En m'appuyant sur ces éléments, j'avais déposé, avec Bernard Piras et un certain nombre de collègues, une proposition de résolution visant à créer une commission d'enquête sénatoriale chargée de vérifier les engagements d'EDF, d'AREVA et du CEA. À l'époque, la commission des affaires économiques de notre assemblée avait rejeté cette proposition, aggravant l'opacité qui prévaut quant à l'avenir de la gestion des déchets nucléaires dans notre pays.
Cette préoccupation reste d'actualité et j'envisage donc, monsieur le ministre, si je ne reçois pas de réponse claire et chiffrée de la part du Gouvernement, de déposer à l'issue de ce débat une nouvelle demande de création d'une commission d'enquête. Accepter la création de cette commission permettrait de lever certains doutes légitimes : la représentation nationale pourrait ainsi faire preuve de transparence dans la gestion de ce dossier.

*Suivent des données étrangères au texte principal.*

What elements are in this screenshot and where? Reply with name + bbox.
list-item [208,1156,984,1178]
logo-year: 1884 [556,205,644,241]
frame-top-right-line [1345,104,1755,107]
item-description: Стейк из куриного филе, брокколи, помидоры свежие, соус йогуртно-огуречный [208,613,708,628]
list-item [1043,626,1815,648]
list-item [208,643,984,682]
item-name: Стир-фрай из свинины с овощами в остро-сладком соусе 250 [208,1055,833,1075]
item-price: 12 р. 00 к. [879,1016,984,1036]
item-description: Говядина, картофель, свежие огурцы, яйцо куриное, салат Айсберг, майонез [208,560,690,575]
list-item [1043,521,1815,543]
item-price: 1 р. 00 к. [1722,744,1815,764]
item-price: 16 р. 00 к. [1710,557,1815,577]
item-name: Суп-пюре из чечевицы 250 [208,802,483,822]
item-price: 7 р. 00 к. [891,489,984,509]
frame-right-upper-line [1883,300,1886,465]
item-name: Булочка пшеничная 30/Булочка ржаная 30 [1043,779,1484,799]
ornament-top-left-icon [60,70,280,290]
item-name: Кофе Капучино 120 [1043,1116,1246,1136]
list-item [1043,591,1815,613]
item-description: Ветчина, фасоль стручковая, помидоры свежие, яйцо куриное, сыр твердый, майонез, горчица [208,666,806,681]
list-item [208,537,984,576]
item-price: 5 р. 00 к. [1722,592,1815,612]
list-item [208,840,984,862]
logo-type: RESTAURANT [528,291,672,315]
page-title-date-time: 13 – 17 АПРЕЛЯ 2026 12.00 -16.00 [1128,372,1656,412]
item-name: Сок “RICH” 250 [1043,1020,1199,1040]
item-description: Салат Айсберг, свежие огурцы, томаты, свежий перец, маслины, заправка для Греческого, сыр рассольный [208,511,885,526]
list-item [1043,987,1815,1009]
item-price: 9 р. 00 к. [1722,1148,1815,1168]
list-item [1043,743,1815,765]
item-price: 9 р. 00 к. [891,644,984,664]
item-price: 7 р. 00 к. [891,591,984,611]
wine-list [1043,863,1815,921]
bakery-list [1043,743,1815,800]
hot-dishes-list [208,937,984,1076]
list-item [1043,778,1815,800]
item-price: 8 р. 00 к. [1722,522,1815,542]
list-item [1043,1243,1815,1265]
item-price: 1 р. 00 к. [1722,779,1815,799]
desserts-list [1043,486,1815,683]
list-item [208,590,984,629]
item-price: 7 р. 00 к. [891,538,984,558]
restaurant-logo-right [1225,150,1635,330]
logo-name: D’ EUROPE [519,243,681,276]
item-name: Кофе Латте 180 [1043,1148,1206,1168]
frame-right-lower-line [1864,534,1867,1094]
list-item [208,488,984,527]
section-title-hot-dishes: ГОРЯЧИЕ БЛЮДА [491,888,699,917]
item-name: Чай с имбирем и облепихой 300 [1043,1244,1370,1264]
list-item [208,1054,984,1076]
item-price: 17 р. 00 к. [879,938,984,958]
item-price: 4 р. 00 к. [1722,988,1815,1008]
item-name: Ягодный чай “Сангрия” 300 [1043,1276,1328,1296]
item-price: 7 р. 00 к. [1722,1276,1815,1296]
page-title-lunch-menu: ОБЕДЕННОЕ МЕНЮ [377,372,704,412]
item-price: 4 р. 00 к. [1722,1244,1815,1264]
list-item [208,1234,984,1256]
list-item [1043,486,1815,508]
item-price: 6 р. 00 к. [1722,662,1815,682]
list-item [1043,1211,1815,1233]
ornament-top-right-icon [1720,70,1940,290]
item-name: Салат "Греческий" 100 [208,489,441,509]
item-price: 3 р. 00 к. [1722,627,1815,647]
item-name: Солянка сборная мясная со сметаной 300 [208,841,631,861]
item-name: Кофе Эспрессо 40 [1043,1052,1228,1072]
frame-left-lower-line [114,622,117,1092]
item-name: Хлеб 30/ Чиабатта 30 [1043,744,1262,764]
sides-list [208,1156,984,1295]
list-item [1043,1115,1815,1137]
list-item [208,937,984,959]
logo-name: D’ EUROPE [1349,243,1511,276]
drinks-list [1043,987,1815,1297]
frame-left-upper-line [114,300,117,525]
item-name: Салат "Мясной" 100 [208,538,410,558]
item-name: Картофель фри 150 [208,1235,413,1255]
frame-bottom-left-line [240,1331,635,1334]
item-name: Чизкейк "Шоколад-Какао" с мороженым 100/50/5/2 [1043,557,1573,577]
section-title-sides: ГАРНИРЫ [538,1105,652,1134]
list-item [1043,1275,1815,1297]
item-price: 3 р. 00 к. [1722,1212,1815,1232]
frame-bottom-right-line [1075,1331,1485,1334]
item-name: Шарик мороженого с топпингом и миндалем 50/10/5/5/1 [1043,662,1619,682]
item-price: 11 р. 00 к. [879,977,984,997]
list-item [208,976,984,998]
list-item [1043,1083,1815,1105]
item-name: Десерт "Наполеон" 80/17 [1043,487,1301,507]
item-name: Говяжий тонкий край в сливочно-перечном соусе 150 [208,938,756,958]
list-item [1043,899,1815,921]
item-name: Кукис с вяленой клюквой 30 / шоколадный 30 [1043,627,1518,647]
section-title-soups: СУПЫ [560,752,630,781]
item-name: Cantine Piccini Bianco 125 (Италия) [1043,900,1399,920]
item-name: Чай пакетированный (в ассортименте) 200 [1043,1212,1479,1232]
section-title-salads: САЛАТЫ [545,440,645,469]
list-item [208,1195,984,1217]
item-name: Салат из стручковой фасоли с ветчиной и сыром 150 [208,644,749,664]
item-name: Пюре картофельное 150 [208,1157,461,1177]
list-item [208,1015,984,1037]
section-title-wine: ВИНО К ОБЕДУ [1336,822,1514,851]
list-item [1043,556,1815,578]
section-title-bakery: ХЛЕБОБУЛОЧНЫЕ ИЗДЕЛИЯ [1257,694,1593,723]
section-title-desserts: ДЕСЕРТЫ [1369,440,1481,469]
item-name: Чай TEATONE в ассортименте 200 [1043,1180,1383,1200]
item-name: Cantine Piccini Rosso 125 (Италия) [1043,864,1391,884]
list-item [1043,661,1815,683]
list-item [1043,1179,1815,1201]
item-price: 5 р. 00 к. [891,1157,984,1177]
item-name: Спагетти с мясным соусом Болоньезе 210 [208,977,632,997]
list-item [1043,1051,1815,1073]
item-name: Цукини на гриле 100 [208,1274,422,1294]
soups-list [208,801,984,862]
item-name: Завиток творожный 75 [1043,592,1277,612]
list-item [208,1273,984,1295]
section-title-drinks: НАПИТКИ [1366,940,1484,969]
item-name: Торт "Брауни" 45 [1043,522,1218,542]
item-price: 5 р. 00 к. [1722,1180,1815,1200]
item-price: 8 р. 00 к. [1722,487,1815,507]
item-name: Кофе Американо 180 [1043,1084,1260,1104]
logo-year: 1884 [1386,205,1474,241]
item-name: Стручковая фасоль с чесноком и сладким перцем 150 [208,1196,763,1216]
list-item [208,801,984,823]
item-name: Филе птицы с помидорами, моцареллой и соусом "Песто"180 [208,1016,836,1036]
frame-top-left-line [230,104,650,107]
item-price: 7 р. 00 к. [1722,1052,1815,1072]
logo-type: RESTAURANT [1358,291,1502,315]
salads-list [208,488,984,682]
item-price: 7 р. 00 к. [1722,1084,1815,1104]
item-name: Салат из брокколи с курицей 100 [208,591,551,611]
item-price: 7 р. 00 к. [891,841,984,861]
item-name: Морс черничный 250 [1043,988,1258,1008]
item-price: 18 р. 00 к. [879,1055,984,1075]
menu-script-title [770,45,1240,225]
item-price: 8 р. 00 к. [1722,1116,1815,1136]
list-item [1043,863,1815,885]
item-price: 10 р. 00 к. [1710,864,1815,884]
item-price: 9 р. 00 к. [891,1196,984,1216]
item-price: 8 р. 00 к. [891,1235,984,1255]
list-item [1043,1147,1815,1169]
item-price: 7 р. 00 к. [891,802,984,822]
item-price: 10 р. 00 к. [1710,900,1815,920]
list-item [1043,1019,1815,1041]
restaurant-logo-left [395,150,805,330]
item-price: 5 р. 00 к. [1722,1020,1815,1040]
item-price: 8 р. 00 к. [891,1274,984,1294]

Pour terminer mon propos, je reprendrai la proposition présentée par notre collègue député Christian Bataille et l'Office parlementaire des choix scientifiques et technologiques, tendant à créer un fonds dédié au financement des recherches sur les déchets radioactifs et leur gestion industrielle. Ce fonds, placé sous la responsabilité de l'État et géré par la Caisse des dépôts et consignations, collecterait les contributions des producteurs de déchets. La proposition du Gouvernement de confier la gestion de ce fonds à l'ANDRA n'est pas raisonnable, car celle-ci ne peut être à la fois gestionnaire et bénéficiaire du fonds. Dans une telle hypothèse, la sécurisation du financement et des actifs dédiés ne serait pas assurée.
C'est pourquoi, monsieur le ministre, nous attendons aujourd'hui de votre part de véritables engagements quant à l'approfondissement des orientations tracées par la loi Bataille en matière de gestion des déchets nucléaires.